Midsommar explore le chagrin avec ambition et beauté pastel

Midsommar explore le chagrin avec ambition et beauté pastel

Avec presque chaque ligne ou acte dans ses débuts choquants de 2018 Héréditaire, écrivain-réalisateur Ari Aster a examiné l'omniprésence du chagrin. Les murs contenant une famille tendue tremblaient de chagrin et de pardon, jusqu'à ce qu'ils soient finalement détruits par les menaces surnaturelles qu'ils laissaient remuer sous eux. Maintenant, le jeune cinéaste élargit sa conversation sur le sinistre sujet de Milieu, explorer les contraintes imposées par le chagrin non seulement sur le deuil, mais également sur ceux qui sont restés à proximité.

Cela ne veut pas dire que l’accent est mis sur les spectateurs.
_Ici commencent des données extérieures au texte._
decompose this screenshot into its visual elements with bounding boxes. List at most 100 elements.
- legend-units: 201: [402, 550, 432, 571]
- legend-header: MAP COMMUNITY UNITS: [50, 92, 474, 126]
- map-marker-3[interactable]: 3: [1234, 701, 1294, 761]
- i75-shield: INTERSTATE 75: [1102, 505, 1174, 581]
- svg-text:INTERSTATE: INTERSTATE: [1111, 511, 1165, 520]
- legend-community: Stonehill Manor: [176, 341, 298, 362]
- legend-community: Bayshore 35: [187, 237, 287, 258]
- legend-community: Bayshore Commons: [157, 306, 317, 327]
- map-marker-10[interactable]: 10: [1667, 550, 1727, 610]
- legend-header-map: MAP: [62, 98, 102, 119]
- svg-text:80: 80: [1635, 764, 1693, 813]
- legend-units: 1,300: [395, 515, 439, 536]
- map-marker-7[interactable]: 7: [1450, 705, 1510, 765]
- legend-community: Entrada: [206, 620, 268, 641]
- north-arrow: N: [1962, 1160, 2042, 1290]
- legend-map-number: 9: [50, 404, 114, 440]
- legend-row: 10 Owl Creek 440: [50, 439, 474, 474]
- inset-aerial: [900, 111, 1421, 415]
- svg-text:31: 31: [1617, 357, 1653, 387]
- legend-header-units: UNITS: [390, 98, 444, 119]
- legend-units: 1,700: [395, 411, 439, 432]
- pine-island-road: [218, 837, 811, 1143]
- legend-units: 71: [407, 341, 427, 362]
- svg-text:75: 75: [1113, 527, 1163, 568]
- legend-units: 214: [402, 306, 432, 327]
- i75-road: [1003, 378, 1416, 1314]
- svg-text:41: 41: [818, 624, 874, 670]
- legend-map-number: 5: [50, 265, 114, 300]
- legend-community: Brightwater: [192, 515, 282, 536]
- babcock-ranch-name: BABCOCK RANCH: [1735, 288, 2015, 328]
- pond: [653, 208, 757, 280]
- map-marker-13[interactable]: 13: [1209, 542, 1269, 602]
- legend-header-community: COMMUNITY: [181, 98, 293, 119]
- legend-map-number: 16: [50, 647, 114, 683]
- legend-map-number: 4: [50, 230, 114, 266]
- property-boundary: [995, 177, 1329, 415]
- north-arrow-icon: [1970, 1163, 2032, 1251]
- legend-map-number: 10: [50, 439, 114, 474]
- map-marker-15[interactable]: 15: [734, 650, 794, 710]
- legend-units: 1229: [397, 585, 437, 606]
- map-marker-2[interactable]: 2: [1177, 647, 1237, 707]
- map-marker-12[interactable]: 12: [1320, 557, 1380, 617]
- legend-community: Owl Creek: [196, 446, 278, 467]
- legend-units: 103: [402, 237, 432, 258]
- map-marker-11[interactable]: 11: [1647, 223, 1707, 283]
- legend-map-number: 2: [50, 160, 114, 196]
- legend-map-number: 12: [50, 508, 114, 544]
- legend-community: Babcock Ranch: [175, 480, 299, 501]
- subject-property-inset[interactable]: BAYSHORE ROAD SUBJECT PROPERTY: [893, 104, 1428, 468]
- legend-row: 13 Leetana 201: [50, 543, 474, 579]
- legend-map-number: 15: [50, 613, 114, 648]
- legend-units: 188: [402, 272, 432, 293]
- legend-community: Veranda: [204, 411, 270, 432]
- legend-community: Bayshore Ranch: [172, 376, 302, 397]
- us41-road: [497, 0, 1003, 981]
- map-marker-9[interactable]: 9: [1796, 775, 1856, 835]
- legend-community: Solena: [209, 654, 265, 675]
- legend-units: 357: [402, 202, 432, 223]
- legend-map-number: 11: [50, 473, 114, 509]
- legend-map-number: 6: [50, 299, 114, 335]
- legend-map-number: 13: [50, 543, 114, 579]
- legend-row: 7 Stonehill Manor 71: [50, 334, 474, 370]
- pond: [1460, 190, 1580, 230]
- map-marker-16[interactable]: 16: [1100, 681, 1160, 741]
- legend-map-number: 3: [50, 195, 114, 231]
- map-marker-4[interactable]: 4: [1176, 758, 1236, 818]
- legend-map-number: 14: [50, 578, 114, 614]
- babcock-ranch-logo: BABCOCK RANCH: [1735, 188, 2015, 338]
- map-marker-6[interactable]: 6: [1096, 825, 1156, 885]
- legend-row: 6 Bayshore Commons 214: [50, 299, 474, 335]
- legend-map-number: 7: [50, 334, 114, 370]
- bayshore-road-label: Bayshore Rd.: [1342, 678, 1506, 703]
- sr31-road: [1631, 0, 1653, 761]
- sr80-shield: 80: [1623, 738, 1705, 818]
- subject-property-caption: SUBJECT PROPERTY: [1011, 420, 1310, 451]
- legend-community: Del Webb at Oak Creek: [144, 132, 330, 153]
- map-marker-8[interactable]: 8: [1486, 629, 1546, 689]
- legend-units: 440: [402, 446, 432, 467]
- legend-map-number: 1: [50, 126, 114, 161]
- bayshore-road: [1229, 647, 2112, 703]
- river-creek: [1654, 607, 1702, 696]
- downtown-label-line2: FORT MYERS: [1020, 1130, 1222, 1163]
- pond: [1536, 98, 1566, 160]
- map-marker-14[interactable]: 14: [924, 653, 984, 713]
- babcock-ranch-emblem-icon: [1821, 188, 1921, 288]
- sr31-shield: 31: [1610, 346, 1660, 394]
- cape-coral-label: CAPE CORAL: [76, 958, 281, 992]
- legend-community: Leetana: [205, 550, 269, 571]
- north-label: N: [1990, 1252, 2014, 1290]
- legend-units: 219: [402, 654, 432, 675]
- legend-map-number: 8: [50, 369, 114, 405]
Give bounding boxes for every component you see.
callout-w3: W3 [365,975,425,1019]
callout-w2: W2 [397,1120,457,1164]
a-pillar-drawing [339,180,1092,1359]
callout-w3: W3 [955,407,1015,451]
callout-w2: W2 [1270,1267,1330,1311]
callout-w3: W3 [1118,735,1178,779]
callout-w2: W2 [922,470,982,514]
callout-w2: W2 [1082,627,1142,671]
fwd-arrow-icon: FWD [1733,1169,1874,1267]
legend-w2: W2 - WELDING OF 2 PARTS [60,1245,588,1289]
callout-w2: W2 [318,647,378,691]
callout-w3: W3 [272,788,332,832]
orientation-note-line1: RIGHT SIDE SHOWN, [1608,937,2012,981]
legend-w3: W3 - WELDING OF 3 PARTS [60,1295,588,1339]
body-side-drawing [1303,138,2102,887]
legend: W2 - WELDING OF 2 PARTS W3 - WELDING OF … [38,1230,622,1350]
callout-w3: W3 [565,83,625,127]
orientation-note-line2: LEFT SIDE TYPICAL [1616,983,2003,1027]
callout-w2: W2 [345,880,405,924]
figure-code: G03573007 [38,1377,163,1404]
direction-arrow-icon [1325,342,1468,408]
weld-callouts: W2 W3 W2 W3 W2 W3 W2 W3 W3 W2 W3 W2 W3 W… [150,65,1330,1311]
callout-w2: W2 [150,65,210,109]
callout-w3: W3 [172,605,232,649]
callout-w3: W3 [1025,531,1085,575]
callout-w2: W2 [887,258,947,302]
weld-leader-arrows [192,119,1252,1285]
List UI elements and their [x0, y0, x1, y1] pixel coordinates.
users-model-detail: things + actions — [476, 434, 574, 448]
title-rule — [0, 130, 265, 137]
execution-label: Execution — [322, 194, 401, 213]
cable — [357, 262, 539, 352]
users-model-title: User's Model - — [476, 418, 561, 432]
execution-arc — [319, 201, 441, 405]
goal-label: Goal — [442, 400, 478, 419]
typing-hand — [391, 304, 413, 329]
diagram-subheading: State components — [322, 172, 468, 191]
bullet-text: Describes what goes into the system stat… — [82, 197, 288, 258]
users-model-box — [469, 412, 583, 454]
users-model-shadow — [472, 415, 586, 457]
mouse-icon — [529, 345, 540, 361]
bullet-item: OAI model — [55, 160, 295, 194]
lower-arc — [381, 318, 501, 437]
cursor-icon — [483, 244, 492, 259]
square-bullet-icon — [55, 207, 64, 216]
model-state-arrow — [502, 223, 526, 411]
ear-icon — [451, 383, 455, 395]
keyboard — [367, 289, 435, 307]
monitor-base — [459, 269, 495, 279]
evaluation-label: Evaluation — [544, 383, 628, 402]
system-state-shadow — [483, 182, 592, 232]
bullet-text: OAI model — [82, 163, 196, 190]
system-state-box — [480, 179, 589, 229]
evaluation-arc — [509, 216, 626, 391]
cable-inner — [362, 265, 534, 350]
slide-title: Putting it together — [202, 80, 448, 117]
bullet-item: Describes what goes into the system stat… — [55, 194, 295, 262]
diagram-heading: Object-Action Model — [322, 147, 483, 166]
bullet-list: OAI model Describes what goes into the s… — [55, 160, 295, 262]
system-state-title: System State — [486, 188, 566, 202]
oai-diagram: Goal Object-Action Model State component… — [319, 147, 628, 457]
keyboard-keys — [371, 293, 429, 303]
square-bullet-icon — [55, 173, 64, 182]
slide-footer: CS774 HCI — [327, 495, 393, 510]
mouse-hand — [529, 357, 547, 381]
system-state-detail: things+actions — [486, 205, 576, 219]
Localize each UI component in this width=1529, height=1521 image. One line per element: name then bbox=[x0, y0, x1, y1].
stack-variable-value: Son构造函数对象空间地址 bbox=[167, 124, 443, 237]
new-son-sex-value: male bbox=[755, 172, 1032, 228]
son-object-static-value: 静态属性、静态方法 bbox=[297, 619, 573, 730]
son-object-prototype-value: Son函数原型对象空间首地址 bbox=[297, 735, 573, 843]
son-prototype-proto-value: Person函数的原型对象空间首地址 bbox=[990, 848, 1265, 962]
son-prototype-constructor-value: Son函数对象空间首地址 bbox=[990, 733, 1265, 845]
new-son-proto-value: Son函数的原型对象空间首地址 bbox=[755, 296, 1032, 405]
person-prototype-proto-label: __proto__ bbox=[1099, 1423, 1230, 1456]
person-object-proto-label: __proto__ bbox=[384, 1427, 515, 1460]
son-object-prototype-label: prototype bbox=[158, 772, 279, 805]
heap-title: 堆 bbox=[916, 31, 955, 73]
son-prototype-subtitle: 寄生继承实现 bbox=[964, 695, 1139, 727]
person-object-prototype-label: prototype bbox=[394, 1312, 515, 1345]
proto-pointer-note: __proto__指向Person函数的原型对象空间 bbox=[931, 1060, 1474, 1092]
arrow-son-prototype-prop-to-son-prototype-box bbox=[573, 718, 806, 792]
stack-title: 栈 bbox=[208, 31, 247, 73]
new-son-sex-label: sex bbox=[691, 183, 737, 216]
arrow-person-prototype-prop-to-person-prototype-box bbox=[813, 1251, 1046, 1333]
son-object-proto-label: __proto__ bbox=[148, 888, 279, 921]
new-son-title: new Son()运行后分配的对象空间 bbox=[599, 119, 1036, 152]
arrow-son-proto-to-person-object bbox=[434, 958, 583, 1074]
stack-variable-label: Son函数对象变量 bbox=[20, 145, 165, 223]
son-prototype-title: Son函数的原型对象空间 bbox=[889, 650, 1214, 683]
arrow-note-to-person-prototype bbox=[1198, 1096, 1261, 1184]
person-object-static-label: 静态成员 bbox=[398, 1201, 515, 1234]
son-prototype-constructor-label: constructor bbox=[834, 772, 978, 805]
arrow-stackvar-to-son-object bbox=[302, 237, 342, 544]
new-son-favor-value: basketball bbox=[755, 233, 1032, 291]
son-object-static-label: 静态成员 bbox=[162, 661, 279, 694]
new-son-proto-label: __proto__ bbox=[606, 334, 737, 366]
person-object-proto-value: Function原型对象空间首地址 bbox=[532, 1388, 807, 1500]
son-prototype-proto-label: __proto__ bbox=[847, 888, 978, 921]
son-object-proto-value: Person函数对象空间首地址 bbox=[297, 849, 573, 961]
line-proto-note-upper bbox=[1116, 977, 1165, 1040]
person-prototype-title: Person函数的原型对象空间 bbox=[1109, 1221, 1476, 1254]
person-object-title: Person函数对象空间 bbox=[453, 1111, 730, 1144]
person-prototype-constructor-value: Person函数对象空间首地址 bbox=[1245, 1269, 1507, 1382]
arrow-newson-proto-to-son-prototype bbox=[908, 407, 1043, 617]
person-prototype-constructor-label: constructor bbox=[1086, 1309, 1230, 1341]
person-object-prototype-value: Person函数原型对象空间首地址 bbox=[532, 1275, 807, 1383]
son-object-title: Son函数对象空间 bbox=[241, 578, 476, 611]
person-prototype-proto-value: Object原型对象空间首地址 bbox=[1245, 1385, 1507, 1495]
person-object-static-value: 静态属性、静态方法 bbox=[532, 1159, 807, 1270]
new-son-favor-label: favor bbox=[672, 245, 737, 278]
La position d’Aster tient toujours à la légende alors que son état de torture déchire ses rouages, la laissant exposée aux menaces qui le seront bientôt. Et comme Héréditaire, le catalyseur de cette angoisse au genou ne met pas du temps à dresser sa tête laide.

Avant que cela ne se produise, ou du moins que ce soit confirmé, Dani (la séduisante Florence Pugh) ressent déjà trop son besoin constant de soutien affectif pour son petit ami Christian (une gaffe inconsidérée jouée par Jack Reynor). Aster décrit de manière percutante les deux côtés de ce conflit beaucoup trop commun, car Christian se sent coincé entre les conseils toxiques de ses amis et la gravité de la situation, et Dani se sent à tort embarrassé par ses besoins. Mais les messages étranges et morbides que votre sœur vous envoie ne sont que des appels inoffensifs à l'attention, non? Eh bien oui, c'est peut-être. Jusqu'à ce qu'ils ne soient plus.

Ce qui suit le début gris du film semble encore plus surréaliste, alors que Dani et Christian se rendent en Suède pour observer les traditions religieuses de la commune rurale de son collègue (Vilhelm Blomgren). Christian l'invite par pitié, bien que le reste de ses copains des cycles supérieurs – Josh (William Jackson Harper), qui est là pour épeler sa thèse, et Mark (Will Poulter), qui est là pour les filles européennes – pensent qu'ils devraient se séparer. . La maladresse qui en résulte est parfaitement communiquée par le casting et le scénario.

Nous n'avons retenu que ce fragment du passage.